© JUNGE FREIHEIT Verlag GmbH & Co. www.jungefreiheit.de 33/15 / 07. August 2015

Digitale Sorglosigkeit ist weitverbreitet
Tagung: Wie sich der Verfassungsschutzpräsident ausländische Industriespionage zunutze zu machen versucht
Michael Paulwitz

Geheimdienste mögen keine Schlagzeilen. Bundesnachrichtendienst (BND) und Verfassungsschutz machen sie trotzdem, von der BND-NSA-Affäre bis zur Geheimnisverrats-Anzeige der Verfassungsschützer gegen die Informanten eines Netzportals. Das Mißtrauen gegenüber der Arbeit der Geheimdienste wird da kaum kleiner. Die Erfüllung einer ihrer Kernaufgaben, der Abwehr von Spionage und Sabotage gegen Deutschland und die deutsche Wirtschaft, gerät darüber ins Hintertreffen. Mit vernetzter Öffentlichkeitsarbeit gehen Deutschlands Nachrichtendienste in die Charmeoffensive und werben um das Vertrauen und die Mitarbeit der Unternehmen.

„Wir werden von den      Bürgern bezahlt“

„Wir werden von den Bürgern dieses Landes bezahlt und sind für sie da“ – wer solche Selbstverständlichkeiten mehrfach betonen muß, so wie Verfassungsschutzpräsident Hans-Georg Maaßen zuletzt auf dem Symposium Wirtschaftsschutz in der baden-württembergischen Landeshauptstadt Stuttgart, der ist erkennbar in der Defensive. 

Die Konferenz, auf der das Bundes- und Landesamt für Verfassungsschutz gemeinsam mit dem baden-württembergischen Innenministerium, dem BND und dem Bundesamt für Sicherheit in der Informationstechnik (BSI) gegenüber Vertretern von Unternehmen, Wirtschaftskammern und Verbänden die Abwehr von Wirtschaftsspionage als „Herausforderung und Chance für Unternehmen“ präsentierten, ist Teil dieser Strategie, mit der die Nachrichtendienste ihr Image aufpolieren und zugleich für bessere Akzeptanz des nach Kritik aus Wirtschaft und Datenschutz überarbeiteten Informationssicherheitsgesetzes werben wollen.

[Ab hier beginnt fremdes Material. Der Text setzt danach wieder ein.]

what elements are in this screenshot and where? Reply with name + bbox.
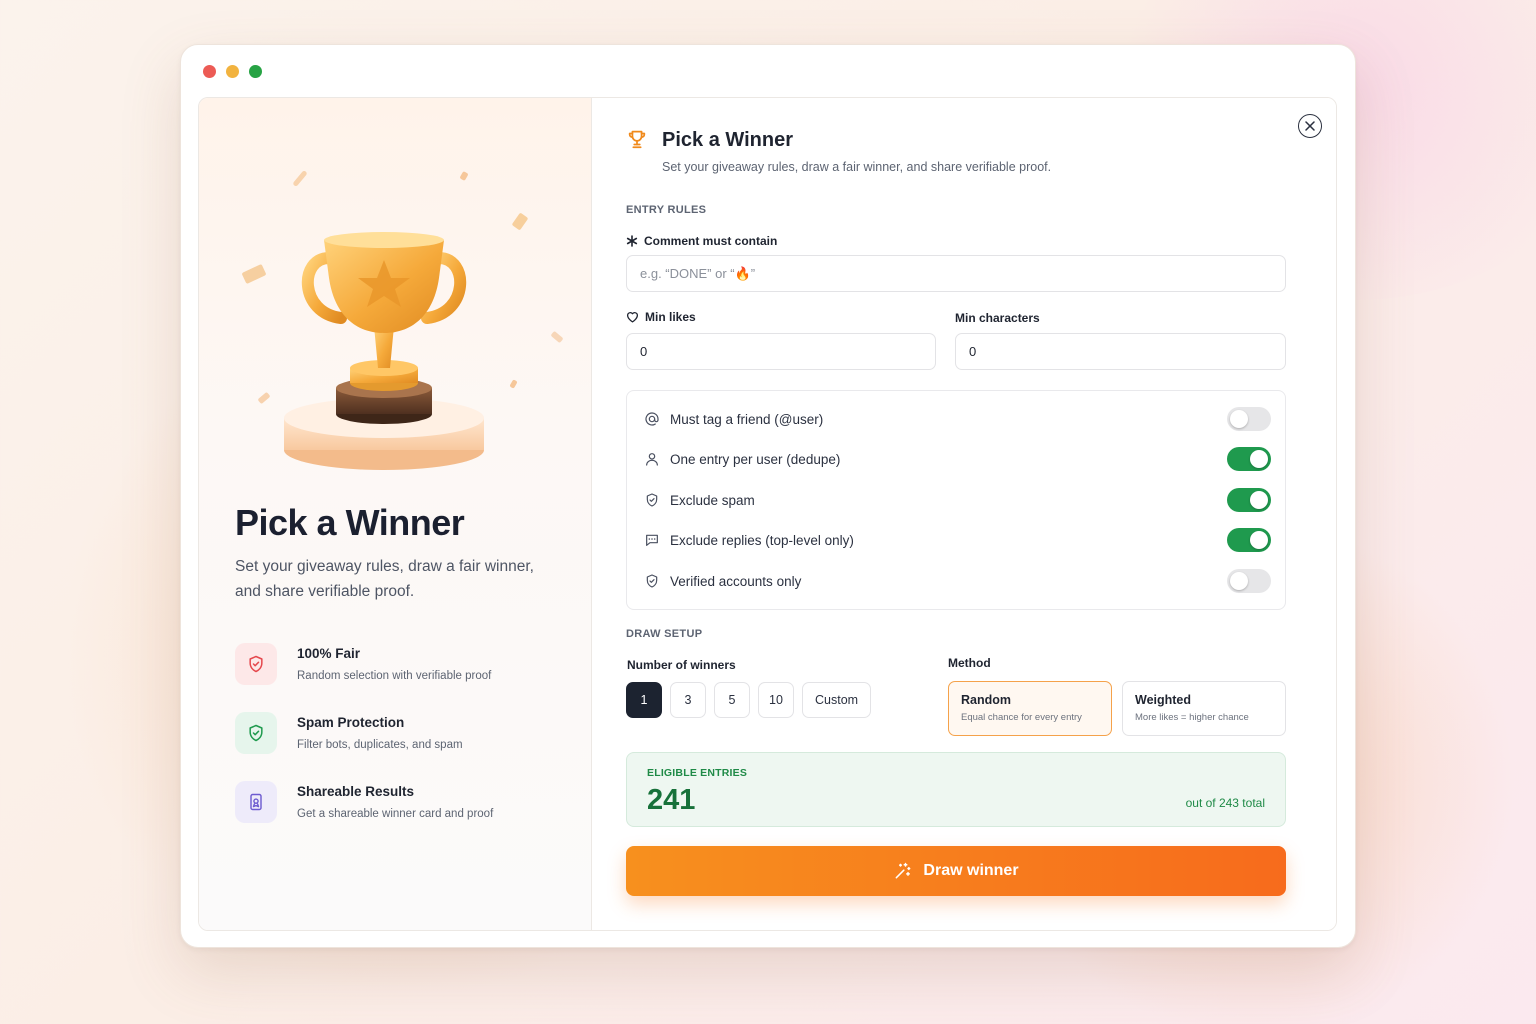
feature-spam: Spam Protection Filter bots, duplicates,… <box>235 712 463 754</box>
comment-label: Comment must contain <box>626 234 777 248</box>
hero-subtitle: Set your giveaway rules, draw a fair win… <box>235 558 534 600</box>
toggle-row-verified: Verified accounts only <box>627 561 1285 601</box>
min-chars-label: Min characters <box>955 311 1040 325</box>
min-chars-label-text: Min characters <box>955 311 1040 325</box>
heart-icon <box>626 312 639 323</box>
comment-label-text: Comment must contain <box>644 234 778 248</box>
app-window: Pick a Winner Set your giveaway rules, d… <box>180 44 1356 948</box>
winner-option-10[interactable]: 10 <box>758 682 794 718</box>
exclude-replies-toggle[interactable] <box>1227 528 1271 552</box>
winners-label: Number of winners <box>627 658 736 672</box>
fair-shield-icon <box>235 643 277 685</box>
dedupe-toggle[interactable] <box>1227 447 1271 471</box>
min-likes-label-text: Min likes <box>645 310 696 324</box>
min-likes-label: Min likes <box>626 310 696 324</box>
panel-title: Pick a Winner <box>662 129 793 151</box>
share-card-icon <box>235 781 277 823</box>
hero-panel: Pick a Winner Set your giveaway rules, d… <box>199 98 592 930</box>
spam-shield-icon <box>235 712 277 754</box>
close-icon <box>1305 121 1315 131</box>
min-chars-input[interactable] <box>955 333 1286 370</box>
eligible-total: out of 243 total <box>1185 796 1265 810</box>
toggle-label: Exclude spam <box>670 492 755 508</box>
confetti-piece <box>241 263 267 285</box>
winner-count-options: 1 3 5 10 Custom <box>626 682 872 718</box>
method-title: Random <box>961 693 1011 707</box>
confetti-piece <box>292 169 308 188</box>
method-desc: More likes = higher chance <box>1135 712 1249 723</box>
close-window-dot[interactable] <box>203 65 216 78</box>
method-title: Weighted <box>1135 693 1192 707</box>
winner-option-custom[interactable]: Custom <box>802 682 872 718</box>
method-desc: Equal chance for every entry <box>961 712 1082 723</box>
verified-toggle[interactable] <box>1227 569 1271 593</box>
draw-winner-label: Draw winner <box>923 862 1019 879</box>
trophy-illustration <box>269 218 529 478</box>
method-random[interactable]: Random Equal chance for every entry <box>948 681 1112 736</box>
feature-title: 100% Fair <box>297 646 361 661</box>
shield-check-icon <box>643 491 661 509</box>
shield-check-icon <box>643 572 661 590</box>
panel-subtitle: Set your giveaway rules, draw a fair win… <box>662 160 1052 174</box>
eligible-entries-card: ELIGIBLE ENTRIES 241 out of 243 total <box>626 752 1286 827</box>
tag-friend-toggle[interactable] <box>1227 407 1271 431</box>
feature-title: Shareable Results <box>297 784 415 799</box>
toggle-row-tag-friend: Must tag a friend (@user) <box>627 399 1285 439</box>
feature-fair: 100% Fair Random selection with verifiab… <box>235 643 491 685</box>
trophy-outline-icon <box>626 128 648 155</box>
content-frame: Pick a Winner Set your giveaway rules, d… <box>198 97 1337 931</box>
eligible-count: 241 <box>647 784 696 816</box>
winner-option-3[interactable]: 3 <box>670 682 706 718</box>
toggle-label: Must tag a friend (@user) <box>670 411 824 427</box>
toggle-label: One entry per user (dedupe) <box>670 451 841 467</box>
winner-option-1[interactable]: 1 <box>626 682 662 718</box>
close-button[interactable] <box>1298 114 1322 138</box>
toggle-row-exclude-spam: Exclude spam <box>627 480 1285 520</box>
exclude-spam-toggle[interactable] <box>1227 488 1271 512</box>
draw-setup-label: DRAW SETUP <box>626 628 703 640</box>
rules-panel: Pick a Winner Set your giveaway rules, d… <box>592 98 1336 930</box>
window-controls <box>203 65 262 78</box>
feature-title: Spam Protection <box>297 715 405 730</box>
entry-rules-label: ENTRY RULES <box>626 204 707 216</box>
eligible-label: ELIGIBLE ENTRIES <box>647 767 748 779</box>
toggle-list: Must tag a friend (@user) One entry per … <box>626 390 1286 610</box>
min-likes-input[interactable] <box>626 333 936 370</box>
feature-share: Shareable Results Get a shareable winner… <box>235 781 493 823</box>
asterisk-icon <box>626 235 638 247</box>
maximize-window-dot[interactable] <box>249 65 262 78</box>
comment-input[interactable] <box>626 255 1286 292</box>
winner-option-5[interactable]: 5 <box>714 682 750 718</box>
at-icon <box>643 410 661 428</box>
confetti-piece <box>550 330 564 344</box>
draw-winner-button[interactable]: Draw winner <box>626 846 1286 896</box>
feature-desc: Random selection with verifiable proof <box>297 670 492 682</box>
method-label: Method <box>948 656 991 670</box>
feature-desc: Filter bots, duplicates, and spam <box>297 739 463 751</box>
toggle-row-exclude-replies: Exclude replies (top-level only) <box>627 520 1285 560</box>
toggle-row-dedupe: One entry per user (dedupe) <box>627 439 1285 479</box>
trophy-icon <box>284 232 484 470</box>
user-icon <box>643 450 661 468</box>
feature-desc: Get a shareable winner card and proof <box>297 808 494 820</box>
method-weighted[interactable]: Weighted More likes = higher chance <box>1122 681 1286 736</box>
toggle-label: Verified accounts only <box>670 573 802 589</box>
message-icon <box>643 531 661 549</box>
sparkles-icon <box>896 862 911 879</box>
confetti-piece <box>459 171 469 181</box>
minimize-window-dot[interactable] <box>226 65 239 78</box>
hero-title: Pick a Winner <box>235 502 465 543</box>
toggle-label: Exclude replies (top-level only) <box>670 532 854 548</box>
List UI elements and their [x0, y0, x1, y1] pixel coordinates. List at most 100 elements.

Schaden durch Spionage bis zu 50 Milliarden Euro

Daß mehr getan werden muß, liegt auf der Hand. Beim Kampf gegen Wirtschaftsspionage sei Deutschland „Entwicklungsland“, monierte kürzlich der im Kriminaldienst erfahrene Sicherheitsexperte Christian Schaaf. Nach seriösen Schätzungen entsteht der deutschen Wirtschaft durch digitale Spionage und Sabotage ein jährlicher Gesamtschaden von bis zu 50 Milliarden Euro. 

BSI-Vizepräsident Andreas Könen weiß dazu mit drastischen Zahlen zu schockieren: Jede vierzigste Netzseite sei mit Schadsoftware infiziert. Einschlägige Bespitzelungsprogramme könne jeder für fünf US-Dollar die Stunde mieten. 54 Prozent der Unternehmen seien schon einmal von einem Cyber-Angriffsversuch betroffen gewesen. Und bis eine Attacke entdeckt werde, vergingen im Schnitt 243 Tage. 

Tapfer versuchte Maaßen, den Negativschlagzeilen aus BND- und NSA-Affäre, Kanzlerinnen- und Bundestagsausspähung Positives abzugewinnen: Die Zeiten der „Blauäugigkeit“ seien vorbei; der Verfassungsschutz, der immerhin seit 65 Jahren in diesem Geschäft tätig sei, sei für frühere Warnungen oft belächelt worden, obwohl Berlin auch nach dem Kalten Krieg Spionagehauptstadt geblieben sei. 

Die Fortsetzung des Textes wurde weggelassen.